ただ、高層階に住んでいる方は、設置したテーブルやいすが風邪で飛ばされる危険があります。物件によっては設置が禁止されていることもあるため、事前の確認が必要です。
ベランダを活用する際の注意点
ベランダにはさまざまな活用法があり、有効活用することで生活を豊かにできます。一方で、ベランダの取り扱いは物件によって異なっており、間違った使い方をすると不動産管理会社や大家さんから注意を受ける可能性があります。ここでは、ベランダを活用する際の注意点をご紹介します。
まずは管理規約を確認する
もっとも大切なことは、ベランダに手を加える前にマンションの管理規約を確認することです。前述の通り、マンションのベランダは基本的に共用部分として定められており、禁止事項や利用方法などが規約に乗っています。
例えば、公益財団法人マンション管理センターが作成した使用細則によると、マンションのベランダでは「煉瓦、モルタル、コンクリート及び多量の土砂による花壇等の設置又は造成」「家屋、倉庫、物置、サンルーム、ビニールハウス、縁側、遊戯施設その他の工作物の設置又は築造」などが禁止されています。
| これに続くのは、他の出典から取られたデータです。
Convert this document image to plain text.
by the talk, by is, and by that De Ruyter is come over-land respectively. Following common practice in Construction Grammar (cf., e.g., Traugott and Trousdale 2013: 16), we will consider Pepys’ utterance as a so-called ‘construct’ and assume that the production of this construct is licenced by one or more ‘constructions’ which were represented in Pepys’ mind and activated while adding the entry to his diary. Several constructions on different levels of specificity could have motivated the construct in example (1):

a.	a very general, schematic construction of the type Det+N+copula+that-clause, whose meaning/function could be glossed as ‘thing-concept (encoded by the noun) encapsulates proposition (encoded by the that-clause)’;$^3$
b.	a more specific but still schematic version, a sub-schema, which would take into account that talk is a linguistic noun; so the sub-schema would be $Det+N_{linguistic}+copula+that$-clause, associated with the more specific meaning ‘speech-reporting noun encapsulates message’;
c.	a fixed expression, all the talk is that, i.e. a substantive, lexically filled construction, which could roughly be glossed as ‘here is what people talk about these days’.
これらの利用規則に違反すると、最悪の場合退去させられる可能性もあります。そのため、ベランダに手を加える前に、必ず管理規約を確認しましょう。
喫煙は控える
マンションによっては、ベランダでの喫煙を禁止している可能性があります。また、禁止していなくても、近隣住人の洗濯物ににおいがつく、室内に煙が入るなどトラブルを引き起こす可能性があります。管理規約に禁止規定がない場合でも、ベランダでの喫煙は控えたほうが安心です。
手すりに布団を干す場合は落下に気をつける
ベランダには手すりがついているため、それを利用して布団などを干す方も多いでしょう。ただ、固定が甘いと布団が落下し、誰かをケガさせてしまうかもしれません。手すりに布団を干す場合は、しっかりと固定し落下しないように気をつけましょう。